John Bellew: Waiting for your taxi – some thoughts on exits
By John Bellew, Head of Private Equity, Bowmans
”Waiting for your taxi
Which taxi never comes
Waiting for your taxi”
Ian Dury and the Blockheads
– Waiting for your taxi
Waiting for your taxi is a pretty good metaphor for how many in the private equity industry seem to feel about the exit environment currently.
Although you cannot control the external exit environment, you can give yourself the best opportunity to control your exit by being smart when investing. In other words, you should be able to order the taxi, specify its time of arrival, negotiate the fare and even replace it with an Uber if its late.
Part of exit planning includes considering the universe of potential buyers, so that the business can be positioned and developed as an attractive purchase. Unfortunately, all the planning in the world can be undone by poorly negotiated exit provisions in the shareholders agreement.
Negotiations should be used to flush out and discuss different shareholders’ investment horizons and objectives; and to reach a common alignment around how exits will work. Exit timelines can be particularly important. Management shareholders and private equity investors may want to realise their investment in the medium term, but the private equity investor may prefer management remain invested in order to deliver a business with a stable management team. A founding member of a family business may regard the investment as inter-generational and long-term. The company may want a black economic empowerment (BEE) shareholder to remain invested for the long-term to secure it’s BEE status while the BEE shareholder may also want to exit to realise their investment.
The investment objectives of different shareholders differ. For the private equity house, the quest for alignment should not come at the price of a messy or encumbered exit. The objective must be to retain control over your exit and flexibility around how you exit. The exit process should be as unencumbered as possible. If you have several management shareholders, try and reduce the complexity by aggregating them into a management vehicle which speaks for the collective and separates economic entitlements from other shareholder rights.
It is typical in South Africa for a selling shareholder to be obliged to afford fellow shareholders a right to acquire its shares in preference to third parties, either by way of a right of first offer or a right of first refusal (pre-emptive provisions).

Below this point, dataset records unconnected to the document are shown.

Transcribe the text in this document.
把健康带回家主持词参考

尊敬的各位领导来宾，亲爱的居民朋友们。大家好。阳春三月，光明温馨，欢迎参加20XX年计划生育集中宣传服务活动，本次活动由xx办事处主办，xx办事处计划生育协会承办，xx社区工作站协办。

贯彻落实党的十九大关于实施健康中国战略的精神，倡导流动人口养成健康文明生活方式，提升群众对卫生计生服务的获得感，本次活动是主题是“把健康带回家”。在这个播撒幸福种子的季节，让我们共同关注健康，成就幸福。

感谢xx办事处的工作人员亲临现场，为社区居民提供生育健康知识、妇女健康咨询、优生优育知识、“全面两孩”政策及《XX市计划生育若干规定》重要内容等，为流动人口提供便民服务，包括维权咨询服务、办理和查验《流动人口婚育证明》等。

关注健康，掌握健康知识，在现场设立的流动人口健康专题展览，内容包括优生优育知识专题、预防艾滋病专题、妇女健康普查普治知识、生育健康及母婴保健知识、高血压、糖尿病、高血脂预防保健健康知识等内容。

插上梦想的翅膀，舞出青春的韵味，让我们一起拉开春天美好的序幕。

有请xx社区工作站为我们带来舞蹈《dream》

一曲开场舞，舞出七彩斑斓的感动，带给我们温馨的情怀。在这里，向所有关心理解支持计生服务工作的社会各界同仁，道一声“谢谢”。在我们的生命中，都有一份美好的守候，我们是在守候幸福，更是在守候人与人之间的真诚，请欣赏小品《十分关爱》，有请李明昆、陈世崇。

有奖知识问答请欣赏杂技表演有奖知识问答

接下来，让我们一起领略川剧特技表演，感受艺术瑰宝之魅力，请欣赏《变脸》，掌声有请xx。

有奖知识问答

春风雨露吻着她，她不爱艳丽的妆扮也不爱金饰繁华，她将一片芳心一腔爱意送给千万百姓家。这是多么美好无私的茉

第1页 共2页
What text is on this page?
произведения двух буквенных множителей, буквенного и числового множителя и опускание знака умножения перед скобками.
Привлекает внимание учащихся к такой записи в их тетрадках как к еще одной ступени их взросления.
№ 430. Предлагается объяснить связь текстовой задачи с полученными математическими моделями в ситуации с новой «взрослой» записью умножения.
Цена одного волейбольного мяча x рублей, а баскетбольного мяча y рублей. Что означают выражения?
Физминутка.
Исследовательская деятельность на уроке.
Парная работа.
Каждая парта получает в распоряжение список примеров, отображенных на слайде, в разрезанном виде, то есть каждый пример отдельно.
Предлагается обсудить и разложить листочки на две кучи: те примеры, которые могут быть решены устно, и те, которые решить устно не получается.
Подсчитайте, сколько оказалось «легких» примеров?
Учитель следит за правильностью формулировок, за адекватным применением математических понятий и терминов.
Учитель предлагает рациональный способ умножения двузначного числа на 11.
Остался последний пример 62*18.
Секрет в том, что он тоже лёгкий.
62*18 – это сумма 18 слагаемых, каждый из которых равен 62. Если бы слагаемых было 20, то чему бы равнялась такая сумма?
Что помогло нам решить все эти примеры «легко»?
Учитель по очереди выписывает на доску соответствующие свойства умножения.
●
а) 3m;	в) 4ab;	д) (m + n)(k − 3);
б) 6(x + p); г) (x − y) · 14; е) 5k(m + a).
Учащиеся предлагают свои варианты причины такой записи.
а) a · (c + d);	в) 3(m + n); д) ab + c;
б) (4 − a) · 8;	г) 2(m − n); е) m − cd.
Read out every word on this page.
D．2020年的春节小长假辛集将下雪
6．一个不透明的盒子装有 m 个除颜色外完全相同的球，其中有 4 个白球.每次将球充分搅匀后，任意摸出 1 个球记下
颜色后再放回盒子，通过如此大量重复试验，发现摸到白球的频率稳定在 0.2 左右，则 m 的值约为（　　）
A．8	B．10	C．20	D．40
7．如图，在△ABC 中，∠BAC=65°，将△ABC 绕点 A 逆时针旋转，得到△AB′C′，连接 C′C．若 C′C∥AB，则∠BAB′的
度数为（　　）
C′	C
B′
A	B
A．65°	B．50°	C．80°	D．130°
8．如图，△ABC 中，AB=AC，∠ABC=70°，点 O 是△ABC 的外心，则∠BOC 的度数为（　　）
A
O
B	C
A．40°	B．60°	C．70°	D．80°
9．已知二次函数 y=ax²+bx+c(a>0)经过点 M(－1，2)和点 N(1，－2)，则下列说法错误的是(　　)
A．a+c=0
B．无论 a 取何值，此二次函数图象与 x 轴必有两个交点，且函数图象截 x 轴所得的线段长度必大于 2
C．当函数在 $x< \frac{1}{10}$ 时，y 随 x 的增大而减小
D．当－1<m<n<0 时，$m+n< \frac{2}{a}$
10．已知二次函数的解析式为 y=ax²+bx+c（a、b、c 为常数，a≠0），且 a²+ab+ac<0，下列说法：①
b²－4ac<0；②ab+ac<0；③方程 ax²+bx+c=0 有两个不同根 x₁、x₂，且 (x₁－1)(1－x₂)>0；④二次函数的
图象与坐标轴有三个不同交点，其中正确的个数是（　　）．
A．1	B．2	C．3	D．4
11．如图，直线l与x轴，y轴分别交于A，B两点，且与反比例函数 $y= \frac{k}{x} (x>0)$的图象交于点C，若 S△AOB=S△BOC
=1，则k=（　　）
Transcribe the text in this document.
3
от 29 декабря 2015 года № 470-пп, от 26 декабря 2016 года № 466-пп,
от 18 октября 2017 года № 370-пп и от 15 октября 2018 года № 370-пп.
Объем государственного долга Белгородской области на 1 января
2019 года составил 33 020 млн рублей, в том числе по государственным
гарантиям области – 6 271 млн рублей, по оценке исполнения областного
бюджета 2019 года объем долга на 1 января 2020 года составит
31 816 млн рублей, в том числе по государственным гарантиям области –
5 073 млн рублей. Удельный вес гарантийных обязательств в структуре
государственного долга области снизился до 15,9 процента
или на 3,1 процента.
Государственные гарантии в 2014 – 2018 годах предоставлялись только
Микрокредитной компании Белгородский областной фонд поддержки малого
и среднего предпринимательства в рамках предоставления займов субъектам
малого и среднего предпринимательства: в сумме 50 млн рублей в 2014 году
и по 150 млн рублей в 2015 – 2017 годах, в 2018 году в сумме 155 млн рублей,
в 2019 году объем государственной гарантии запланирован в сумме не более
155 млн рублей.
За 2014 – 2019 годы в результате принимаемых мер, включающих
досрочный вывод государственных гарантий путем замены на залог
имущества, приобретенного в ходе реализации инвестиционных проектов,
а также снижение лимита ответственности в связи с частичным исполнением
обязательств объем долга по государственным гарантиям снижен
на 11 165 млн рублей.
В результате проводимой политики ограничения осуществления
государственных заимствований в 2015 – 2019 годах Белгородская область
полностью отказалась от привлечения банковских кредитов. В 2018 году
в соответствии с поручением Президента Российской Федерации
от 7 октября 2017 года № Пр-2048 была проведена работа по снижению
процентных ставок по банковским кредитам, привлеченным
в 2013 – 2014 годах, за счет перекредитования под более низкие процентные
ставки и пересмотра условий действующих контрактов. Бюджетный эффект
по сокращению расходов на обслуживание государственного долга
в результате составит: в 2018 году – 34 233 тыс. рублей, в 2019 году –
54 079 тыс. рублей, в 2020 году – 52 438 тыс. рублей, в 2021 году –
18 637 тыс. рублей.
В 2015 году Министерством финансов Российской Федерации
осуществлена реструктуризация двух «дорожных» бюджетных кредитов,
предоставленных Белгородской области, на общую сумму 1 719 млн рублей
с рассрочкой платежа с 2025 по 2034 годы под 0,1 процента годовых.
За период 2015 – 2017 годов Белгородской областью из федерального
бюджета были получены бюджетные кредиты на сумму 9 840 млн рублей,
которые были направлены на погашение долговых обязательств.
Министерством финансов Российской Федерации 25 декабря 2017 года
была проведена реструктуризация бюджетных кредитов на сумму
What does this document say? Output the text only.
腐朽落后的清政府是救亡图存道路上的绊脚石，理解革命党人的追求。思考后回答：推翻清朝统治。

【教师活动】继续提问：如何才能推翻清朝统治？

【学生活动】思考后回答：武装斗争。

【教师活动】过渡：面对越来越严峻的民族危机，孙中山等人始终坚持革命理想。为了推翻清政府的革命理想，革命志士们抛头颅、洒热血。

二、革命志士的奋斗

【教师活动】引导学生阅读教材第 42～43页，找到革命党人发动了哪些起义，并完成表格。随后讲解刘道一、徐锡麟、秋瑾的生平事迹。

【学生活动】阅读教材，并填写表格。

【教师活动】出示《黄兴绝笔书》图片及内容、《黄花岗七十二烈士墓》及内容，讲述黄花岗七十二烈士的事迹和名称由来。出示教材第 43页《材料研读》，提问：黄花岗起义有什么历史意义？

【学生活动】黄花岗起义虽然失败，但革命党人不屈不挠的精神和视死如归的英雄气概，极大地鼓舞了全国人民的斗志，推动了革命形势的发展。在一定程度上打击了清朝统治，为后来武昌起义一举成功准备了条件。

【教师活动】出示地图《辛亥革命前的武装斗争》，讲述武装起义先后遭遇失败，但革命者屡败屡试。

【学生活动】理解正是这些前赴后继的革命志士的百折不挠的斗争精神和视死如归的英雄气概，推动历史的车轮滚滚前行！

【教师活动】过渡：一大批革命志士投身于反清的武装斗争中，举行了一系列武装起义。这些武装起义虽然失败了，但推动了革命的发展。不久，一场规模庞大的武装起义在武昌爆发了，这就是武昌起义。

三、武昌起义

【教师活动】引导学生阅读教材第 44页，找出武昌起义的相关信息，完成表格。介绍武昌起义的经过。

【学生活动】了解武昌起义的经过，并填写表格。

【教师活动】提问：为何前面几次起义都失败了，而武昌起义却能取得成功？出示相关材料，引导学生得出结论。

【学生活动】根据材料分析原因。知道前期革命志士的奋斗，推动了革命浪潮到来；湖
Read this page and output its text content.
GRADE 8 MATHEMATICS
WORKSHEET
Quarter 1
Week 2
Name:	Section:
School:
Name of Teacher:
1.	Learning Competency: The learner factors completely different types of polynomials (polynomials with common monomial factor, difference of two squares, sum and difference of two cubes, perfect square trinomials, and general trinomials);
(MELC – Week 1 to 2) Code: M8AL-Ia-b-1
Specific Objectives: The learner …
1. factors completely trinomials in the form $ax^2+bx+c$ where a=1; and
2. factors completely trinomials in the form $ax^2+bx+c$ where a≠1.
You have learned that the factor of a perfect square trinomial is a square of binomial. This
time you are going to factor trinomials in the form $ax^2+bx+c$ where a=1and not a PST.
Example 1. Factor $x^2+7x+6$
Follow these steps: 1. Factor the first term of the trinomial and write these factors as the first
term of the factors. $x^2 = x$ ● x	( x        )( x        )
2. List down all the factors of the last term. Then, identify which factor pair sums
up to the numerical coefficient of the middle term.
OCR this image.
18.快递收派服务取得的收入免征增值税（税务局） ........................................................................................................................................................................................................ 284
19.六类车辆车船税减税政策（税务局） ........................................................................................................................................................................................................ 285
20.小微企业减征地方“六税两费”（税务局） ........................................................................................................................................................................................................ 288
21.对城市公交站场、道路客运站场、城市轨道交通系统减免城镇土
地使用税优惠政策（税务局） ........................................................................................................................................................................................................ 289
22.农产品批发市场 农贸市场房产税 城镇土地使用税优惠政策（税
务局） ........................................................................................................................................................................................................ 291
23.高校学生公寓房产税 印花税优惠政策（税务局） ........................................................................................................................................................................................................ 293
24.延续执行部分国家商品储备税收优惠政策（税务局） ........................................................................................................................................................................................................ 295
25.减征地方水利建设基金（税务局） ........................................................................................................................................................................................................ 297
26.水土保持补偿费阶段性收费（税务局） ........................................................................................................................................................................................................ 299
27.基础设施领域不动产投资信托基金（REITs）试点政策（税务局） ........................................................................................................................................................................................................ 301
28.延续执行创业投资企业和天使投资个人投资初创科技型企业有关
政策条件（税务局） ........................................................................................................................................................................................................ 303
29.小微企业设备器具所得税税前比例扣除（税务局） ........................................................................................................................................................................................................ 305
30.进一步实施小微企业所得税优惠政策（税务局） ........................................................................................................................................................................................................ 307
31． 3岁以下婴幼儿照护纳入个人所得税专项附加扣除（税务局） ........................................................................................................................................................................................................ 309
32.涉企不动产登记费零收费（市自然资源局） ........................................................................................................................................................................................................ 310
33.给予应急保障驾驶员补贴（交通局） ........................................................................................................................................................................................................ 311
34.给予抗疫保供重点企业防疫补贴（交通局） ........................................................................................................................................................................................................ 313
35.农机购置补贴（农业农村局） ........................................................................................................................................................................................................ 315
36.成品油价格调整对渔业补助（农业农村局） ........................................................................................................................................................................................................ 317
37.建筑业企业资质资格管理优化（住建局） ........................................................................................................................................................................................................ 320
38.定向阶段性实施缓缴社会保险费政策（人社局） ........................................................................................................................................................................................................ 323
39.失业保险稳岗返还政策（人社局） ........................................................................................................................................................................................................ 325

The clauses can become complex and time-consuming, with differing rounds of offers or differing tiers of those accepting offers.
Internationally, private equity investors typically insist on unencumbered exits, retaining the ability to freely sell their shares. Over time, South Africa may move closer to this standard, but we are not there yet. If you need to concede a pre-emptive right, your three objectives should be:
The period required to run the offer process should be as short as possible with a simplified process.
You must be able to run the process before identifying a third-party buyer. No third-party buyer wants to make an offer that simply sets the floor price for other shareholders to exercise pre-emptive rights.
Following completion of the pre-emptive process, there should be a meaningful period of time for you to find a buyer, negotiate and conclude a transaction.
Allied to a short or no pre-emptive process, you could try to obtain a drag-along right, where you can force other shareholders to sell to your buyer on the same terms and conditions. This will allow you to sell 100% of the business and access a control premium. If you succeed, you may have to concede a tag-along right to your fellow shareholders. To protect yourself against being dragged at an unattractive price it is often beneficial to provide that the drag-along can only be exercised if certain minimum financial thresholds are met.
Outside of the pre-emptive provisions, you should try and retain a right to run and complete an exit process, if an exit has not been achieved by a certain date. If the exit process is via a listing, shareholders should agree to customary lock-in periods and ideally, key management should agree to remain employed for a period post the listing.